Dr D. Bondy Valdovinos Kaye (he/they) is a postdoctoral research fellow at the University of Leeds working on MUSICSTREAM (2022-2026). Kaye holds a Bachelor of Arts in Psychology with a minor in Music Performance (2014) and a Master of Science in Mass Communications (2016) from Kansas State University (USA). Kaye completed a PhD in Creative Industries in 2021 at Queensland University of Technology (Australia). Kaye’s doctoral research examines music creators and copyright law in Myanmar, interrogating the colonial legacy and power dynamics of copyright in informal media industries. Kaye is the author of TikTok: Creativity and Culture in Short Video (2022, co-written with Jing Zeng and Patrik Wikström), the first scholarly monograph on TikTok published by Polity Press. Kaye has published eleven peer-reviewed journal articles on topics including short video platforms and patriotism in China, media censorship in India, and copyright enforcement on YouTube. From 2014-2019, Kaye was the drummer, bassist, and co-songwriter for the band Parallel Path. 

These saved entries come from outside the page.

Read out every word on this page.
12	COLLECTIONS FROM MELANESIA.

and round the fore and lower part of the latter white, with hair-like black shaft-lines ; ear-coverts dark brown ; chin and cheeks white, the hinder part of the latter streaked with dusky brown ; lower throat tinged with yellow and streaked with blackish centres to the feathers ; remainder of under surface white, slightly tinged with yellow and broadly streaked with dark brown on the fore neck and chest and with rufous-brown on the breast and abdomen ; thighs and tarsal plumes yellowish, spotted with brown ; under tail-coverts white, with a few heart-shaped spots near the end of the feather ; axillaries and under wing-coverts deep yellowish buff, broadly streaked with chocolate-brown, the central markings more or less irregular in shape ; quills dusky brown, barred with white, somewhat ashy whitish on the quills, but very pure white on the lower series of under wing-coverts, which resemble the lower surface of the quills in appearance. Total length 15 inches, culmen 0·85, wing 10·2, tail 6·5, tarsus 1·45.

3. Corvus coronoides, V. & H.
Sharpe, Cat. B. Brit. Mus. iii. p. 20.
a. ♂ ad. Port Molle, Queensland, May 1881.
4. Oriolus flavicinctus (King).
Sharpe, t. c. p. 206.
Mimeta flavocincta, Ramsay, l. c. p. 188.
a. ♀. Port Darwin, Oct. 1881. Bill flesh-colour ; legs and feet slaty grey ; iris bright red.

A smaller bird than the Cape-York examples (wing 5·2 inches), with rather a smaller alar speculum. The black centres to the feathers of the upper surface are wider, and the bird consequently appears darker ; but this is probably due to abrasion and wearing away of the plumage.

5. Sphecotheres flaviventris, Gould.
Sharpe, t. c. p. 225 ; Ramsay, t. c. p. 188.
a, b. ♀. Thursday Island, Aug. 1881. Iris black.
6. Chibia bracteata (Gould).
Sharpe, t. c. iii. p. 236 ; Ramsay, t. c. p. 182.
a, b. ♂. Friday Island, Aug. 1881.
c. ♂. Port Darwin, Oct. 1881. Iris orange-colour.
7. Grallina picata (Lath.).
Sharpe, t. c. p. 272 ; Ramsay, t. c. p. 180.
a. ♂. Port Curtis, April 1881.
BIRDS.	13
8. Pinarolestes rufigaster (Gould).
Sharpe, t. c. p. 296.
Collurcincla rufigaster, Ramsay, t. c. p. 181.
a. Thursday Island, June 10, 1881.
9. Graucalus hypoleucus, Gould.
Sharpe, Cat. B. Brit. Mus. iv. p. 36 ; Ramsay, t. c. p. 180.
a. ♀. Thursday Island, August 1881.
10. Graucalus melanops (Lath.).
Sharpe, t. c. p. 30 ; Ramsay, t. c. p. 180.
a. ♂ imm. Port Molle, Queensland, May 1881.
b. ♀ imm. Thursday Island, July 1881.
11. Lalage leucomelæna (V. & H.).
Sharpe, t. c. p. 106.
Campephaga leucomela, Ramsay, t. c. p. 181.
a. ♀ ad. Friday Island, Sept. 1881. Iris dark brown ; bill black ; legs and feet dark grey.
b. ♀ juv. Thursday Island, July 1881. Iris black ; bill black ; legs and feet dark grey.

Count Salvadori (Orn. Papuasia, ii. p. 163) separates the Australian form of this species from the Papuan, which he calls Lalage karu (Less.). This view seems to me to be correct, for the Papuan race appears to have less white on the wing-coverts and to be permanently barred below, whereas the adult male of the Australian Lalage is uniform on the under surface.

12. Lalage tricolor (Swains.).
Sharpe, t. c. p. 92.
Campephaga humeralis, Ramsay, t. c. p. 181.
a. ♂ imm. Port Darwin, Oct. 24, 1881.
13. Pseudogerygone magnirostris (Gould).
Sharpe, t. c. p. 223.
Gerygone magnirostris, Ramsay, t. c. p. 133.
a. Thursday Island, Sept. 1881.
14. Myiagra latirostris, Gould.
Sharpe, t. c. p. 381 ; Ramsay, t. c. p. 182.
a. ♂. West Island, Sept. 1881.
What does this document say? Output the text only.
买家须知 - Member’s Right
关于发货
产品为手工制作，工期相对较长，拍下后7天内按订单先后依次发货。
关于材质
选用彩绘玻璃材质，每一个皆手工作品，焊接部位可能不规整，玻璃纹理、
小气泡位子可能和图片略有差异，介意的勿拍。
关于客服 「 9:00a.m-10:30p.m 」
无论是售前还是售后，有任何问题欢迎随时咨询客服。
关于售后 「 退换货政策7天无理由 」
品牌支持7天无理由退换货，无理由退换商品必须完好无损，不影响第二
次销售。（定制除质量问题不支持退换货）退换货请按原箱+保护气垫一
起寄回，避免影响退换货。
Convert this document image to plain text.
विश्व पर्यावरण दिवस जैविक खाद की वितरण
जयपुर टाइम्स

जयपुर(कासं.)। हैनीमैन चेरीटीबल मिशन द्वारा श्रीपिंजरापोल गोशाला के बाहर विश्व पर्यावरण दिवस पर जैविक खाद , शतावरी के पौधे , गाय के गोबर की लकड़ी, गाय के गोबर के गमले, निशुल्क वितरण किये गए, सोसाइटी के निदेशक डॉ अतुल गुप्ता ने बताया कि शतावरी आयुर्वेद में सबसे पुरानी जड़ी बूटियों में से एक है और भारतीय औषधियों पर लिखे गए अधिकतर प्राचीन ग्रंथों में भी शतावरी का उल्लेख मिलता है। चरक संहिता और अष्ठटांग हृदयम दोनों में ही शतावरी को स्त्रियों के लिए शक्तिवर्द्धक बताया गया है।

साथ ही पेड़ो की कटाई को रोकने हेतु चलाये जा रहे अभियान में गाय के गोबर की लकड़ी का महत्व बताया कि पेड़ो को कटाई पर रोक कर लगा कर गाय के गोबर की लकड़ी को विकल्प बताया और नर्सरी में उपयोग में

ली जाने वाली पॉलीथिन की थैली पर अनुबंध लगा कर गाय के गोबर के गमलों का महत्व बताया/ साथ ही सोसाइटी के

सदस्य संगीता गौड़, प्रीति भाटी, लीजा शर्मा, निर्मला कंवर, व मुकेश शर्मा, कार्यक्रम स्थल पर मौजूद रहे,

Dr Zhongwei (Mabu) Li (he/him) gained his PhD from the London School of Economics and Political Science with a dissertation titled Cut-out: Music, Profanity and Subcultural Politics in 1990s China. Mabu has a Bachelor’s in Pedagogy from Beijing Normal University and an MPhil in Sociology from the University of Cambridge. Prior to joining the MUSICSTREAM project, he worked as an LSE Fellow in Media and Communications, teaching and convening a variety of courses on media theories, audience research, and Chinese media cultures. Having previously focused on music, subcultures, and the informal ways of cultural consumption and circulation in 1990s China, Mabu’s current research explores the ruptures and continuities between the contemporary moment of music streaming and music cultures in the past thirty years afforded by different media formats – from physical recording media to downloadable digital files – and their respective ecosystems. His work with the MUSICSTREAM project aims to contextualise this set of changes within broader social, political, and economic transformations on the Chinese path to global capitalist modernity. Outside of academia, Mabu has also been involved in music scenes both in China and in the UK, working with various projects and organizations to bring China’s emerging artists to a wider international stage.